Film Review: “Pieces of a Woman”
When Grief mixes with Guilt. . . a shattering portrait of loss after the crushing tragedy of a home birth gone horribly wrong.
British actress Vanessa Kirby has garnered critical acclaim in the Netflix series The Crown with her scathing yet heartbreaking portrayal of Princess Margaret. Here, in Pieces of a Woman, Kirby is front and center as a prickly, mercurial young American woman named Martha who, along with her partner Sean (in a raw performance by Shia LeBoeuf), is expecting her first child and has decided to do it her way. With tragic and life-altering results.
Pieces of a Woman is no picnic, be warned. It’s the story of a home birth that goes sideways, with the anticipated human fallout and blame game that comes after, but shown with such a fly-on-the-wall intimacy as to be both enthralling and cringe-producing at once. It’s an impeccably scripted and acted film, with a supporting performance by the incomparable Ellen Burstyn which functions as a mirror through which we grasp the inner workings of Martha’s and Sean’s relationship. And Molly Parker’s comparatively smaller role, as the replacement midwife called in at the last moment, is a marvel. In an elaborately filmed (as well as quite intimate) delivery sequence, she seamlessly conveys the advantages but also the pitfalls of giving birth outside of a hospital setting, and does so with precisely the level of trained calm and Zen one would expect from the job. So when her ‘performative’ demeanor crumbles with her realization that things have become quite dire, quite suddenly, we have a peculiar knee-jerk reaction that immediately looks for someone to blame, and the emotional messiness of that impulse is the engine that propels the entire film.
Helmed by Hungarian film and theatre director, Kornél Mundruczó from a screenplay by real-life partner, Kata Wéber, Pieces of a Woman is a wonder of honest filmmaking, showing human beings twisted by fate and circumstance, retreating into their least attractive corners of defensiveness and behaving in ways they would consider alien, in calmer times. It’s also a deeply personal story for Mundruczó and Wéber, as it’s loosely based on their own traumatic ordeal following a miscarriage.
The film is Vanessa Kirby’s and she carries it with a grim resolve which is almost palpable, as well as a candor that is breathtaking in its emotional truth and honesty. Her grieving, angry portrayal of Martha — mostly in close-up and often unscripted — is a lesson in silent expression and nuanced gestures. Look for the small details, such as the ubiquitous apples she’s often eating, and her fascination with their seeds, ripe with fertility symbolism. Or the way she watches other people’s children, with what appears to be a mixture of envy and anger, but below that is very much a tinge of guilt.

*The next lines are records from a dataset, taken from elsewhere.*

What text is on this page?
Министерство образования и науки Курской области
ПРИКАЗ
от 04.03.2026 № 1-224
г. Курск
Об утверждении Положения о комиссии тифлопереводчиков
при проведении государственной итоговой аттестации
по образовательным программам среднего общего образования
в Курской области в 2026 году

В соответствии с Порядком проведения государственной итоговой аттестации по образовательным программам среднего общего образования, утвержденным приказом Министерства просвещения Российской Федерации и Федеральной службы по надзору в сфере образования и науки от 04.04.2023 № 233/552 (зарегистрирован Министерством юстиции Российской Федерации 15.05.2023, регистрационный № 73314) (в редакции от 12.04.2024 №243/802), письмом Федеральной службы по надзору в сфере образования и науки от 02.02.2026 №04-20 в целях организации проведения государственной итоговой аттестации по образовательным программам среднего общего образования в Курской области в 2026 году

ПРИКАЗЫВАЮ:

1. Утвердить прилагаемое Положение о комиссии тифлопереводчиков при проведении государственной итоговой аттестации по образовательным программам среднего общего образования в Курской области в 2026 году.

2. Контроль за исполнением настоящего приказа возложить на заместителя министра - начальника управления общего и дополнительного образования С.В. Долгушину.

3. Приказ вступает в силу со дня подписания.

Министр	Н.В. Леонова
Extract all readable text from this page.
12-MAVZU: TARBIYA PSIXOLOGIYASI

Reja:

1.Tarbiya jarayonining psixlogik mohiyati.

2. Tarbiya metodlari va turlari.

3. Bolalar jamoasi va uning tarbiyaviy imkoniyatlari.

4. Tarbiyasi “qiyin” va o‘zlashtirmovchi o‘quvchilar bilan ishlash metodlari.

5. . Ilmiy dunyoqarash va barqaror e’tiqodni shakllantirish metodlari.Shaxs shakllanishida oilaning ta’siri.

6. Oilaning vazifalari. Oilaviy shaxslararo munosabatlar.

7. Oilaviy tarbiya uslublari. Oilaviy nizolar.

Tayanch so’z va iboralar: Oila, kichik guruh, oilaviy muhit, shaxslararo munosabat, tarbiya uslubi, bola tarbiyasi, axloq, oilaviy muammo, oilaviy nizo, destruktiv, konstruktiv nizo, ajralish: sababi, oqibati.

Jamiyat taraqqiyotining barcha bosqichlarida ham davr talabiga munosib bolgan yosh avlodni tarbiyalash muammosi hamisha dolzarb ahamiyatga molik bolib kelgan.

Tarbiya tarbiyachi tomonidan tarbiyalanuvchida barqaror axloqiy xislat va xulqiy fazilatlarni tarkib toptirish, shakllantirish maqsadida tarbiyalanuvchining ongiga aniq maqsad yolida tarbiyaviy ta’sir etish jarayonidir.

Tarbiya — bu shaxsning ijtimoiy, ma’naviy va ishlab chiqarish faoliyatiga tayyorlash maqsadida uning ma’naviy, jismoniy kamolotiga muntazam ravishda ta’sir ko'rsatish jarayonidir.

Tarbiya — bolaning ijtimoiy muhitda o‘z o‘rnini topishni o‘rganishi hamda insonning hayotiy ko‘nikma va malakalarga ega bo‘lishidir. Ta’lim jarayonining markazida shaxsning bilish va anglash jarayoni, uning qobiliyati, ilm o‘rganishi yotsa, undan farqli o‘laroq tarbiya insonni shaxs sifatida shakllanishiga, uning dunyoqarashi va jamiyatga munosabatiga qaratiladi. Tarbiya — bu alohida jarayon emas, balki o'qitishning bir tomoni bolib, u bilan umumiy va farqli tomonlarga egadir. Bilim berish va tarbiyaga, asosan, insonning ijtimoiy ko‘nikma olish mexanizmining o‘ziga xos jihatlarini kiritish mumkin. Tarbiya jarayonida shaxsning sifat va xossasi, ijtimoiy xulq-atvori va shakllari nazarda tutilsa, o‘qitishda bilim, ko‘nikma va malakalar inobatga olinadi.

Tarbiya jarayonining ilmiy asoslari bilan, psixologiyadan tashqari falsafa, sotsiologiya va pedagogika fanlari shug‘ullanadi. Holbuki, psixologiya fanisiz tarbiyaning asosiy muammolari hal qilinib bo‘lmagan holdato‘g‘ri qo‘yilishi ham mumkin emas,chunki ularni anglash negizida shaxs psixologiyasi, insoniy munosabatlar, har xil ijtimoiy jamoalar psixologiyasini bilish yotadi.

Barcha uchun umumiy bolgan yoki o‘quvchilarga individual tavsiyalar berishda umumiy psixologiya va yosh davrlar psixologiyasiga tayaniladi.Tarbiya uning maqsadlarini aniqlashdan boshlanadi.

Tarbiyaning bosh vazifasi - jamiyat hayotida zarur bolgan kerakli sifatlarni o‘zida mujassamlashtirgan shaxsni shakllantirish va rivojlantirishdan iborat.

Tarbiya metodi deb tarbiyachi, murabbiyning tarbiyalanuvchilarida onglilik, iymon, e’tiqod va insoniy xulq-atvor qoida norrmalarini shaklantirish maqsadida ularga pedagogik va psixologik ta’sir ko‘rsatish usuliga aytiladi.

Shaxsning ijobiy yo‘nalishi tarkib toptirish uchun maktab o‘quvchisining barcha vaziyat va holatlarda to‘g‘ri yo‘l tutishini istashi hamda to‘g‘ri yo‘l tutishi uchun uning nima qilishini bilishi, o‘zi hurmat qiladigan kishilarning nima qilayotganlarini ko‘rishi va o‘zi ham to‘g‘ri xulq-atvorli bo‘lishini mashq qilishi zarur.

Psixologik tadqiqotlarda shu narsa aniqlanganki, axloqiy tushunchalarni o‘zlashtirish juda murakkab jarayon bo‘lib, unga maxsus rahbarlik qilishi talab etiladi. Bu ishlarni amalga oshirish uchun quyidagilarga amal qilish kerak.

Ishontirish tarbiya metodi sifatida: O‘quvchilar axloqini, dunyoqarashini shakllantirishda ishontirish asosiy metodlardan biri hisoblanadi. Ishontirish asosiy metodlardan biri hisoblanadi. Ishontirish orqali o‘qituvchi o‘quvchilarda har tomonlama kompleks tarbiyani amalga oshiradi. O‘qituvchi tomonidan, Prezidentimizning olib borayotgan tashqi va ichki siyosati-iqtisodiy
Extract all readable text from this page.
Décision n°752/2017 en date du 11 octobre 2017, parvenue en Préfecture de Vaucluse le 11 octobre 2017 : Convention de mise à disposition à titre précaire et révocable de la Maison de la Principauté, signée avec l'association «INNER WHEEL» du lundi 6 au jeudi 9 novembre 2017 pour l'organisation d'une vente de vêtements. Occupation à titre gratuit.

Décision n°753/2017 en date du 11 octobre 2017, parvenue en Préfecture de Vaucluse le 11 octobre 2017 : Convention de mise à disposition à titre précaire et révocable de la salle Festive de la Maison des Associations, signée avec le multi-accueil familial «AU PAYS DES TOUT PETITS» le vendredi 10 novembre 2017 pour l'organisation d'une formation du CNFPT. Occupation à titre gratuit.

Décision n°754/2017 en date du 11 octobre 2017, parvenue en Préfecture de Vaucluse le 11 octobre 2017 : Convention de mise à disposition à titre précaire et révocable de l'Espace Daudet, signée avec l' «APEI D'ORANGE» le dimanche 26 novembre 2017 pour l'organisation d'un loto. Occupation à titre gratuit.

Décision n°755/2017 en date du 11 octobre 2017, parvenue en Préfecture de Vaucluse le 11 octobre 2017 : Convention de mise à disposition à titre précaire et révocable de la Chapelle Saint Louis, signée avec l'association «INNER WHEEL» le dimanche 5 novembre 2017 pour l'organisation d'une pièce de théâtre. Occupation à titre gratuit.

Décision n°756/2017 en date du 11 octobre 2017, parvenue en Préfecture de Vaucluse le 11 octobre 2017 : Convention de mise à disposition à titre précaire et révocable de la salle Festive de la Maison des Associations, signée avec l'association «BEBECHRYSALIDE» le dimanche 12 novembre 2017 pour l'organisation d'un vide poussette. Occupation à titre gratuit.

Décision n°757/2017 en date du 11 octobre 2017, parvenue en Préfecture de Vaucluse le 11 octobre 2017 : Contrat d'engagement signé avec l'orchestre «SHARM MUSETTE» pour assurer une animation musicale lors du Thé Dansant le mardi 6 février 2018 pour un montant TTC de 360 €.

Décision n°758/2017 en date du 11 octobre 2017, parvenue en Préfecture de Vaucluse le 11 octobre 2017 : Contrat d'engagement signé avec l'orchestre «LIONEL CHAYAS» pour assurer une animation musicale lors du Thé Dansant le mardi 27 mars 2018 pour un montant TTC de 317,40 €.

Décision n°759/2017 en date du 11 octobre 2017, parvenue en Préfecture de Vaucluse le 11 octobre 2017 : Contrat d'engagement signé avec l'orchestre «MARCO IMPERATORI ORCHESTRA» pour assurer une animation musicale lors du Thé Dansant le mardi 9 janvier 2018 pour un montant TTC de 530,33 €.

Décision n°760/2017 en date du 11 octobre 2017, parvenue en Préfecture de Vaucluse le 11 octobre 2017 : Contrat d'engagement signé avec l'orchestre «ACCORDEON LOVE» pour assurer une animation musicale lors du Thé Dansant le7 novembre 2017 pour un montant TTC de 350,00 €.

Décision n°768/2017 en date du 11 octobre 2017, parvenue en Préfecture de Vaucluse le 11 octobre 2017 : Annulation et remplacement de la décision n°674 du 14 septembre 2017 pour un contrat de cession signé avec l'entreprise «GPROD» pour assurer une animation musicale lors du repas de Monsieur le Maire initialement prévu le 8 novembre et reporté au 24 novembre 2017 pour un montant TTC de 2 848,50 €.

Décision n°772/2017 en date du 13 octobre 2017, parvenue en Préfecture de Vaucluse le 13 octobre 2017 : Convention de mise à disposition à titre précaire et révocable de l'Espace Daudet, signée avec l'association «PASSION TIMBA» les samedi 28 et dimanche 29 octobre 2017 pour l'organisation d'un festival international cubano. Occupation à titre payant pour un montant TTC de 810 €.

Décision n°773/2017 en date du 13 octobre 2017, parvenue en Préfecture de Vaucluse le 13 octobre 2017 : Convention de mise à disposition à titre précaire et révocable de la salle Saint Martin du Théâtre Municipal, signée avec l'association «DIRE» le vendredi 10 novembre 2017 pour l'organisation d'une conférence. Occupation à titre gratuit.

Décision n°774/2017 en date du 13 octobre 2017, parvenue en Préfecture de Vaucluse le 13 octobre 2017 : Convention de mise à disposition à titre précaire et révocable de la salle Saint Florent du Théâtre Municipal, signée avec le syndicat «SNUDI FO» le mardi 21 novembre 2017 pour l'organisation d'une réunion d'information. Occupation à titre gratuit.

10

Much has been written lately about Shia LeBoeuf’s own personal demons, which have often eclipsed his excellent work in movies such as this and the very fine Peanut Butter Falcon (an NSP favorite last year). Unfortunate. His work in this film deserves strong accolades, for his portrayal of an imperfect man who knows he’s outclassed in his relationship, and yet heretofore has brought an Everyman, passionate dynamic into his relationship with Martha, which he’s banking on for the future of their lives together. By way of his questionable ‘coping mechanisms’ after the tragedy, it’s easy to cast moral judgment on Sean, yet his emotional honesty begs us to look more deeply and in doing so, maybe even recognize a bit of ourselves.
Pieces of a Woman is not a feel-good film, to be sure. And to some, it may even feel indulgent, given the mammoth tragedies human beings face every day, everywhere. And to some, it may seem — in an anti-Feminist paradigm — to be insinuating that a woman is not a whole creature unless she is a mother. But all of that aside. . . I couldn’t help but feel that the longer we got to observe these characters in the aftermath of their collective loss, the more the pulse of the film began to take on its own rhythm entirely. To the ironic extent that the centerpiece tragedy eventually feels almost incidental to the roiling undercurrents of emotion seething below the surface of these people’s lives.
When Martha literally takes the stand, it also becomes a figurative moment of epiphany upon which her life — and the lives of those around her — depends on her telling the truth. . . about much more than what happened, but what she finally acknowledges she’s known all along.
Pieces of a Woman is presently streaming on Netflix.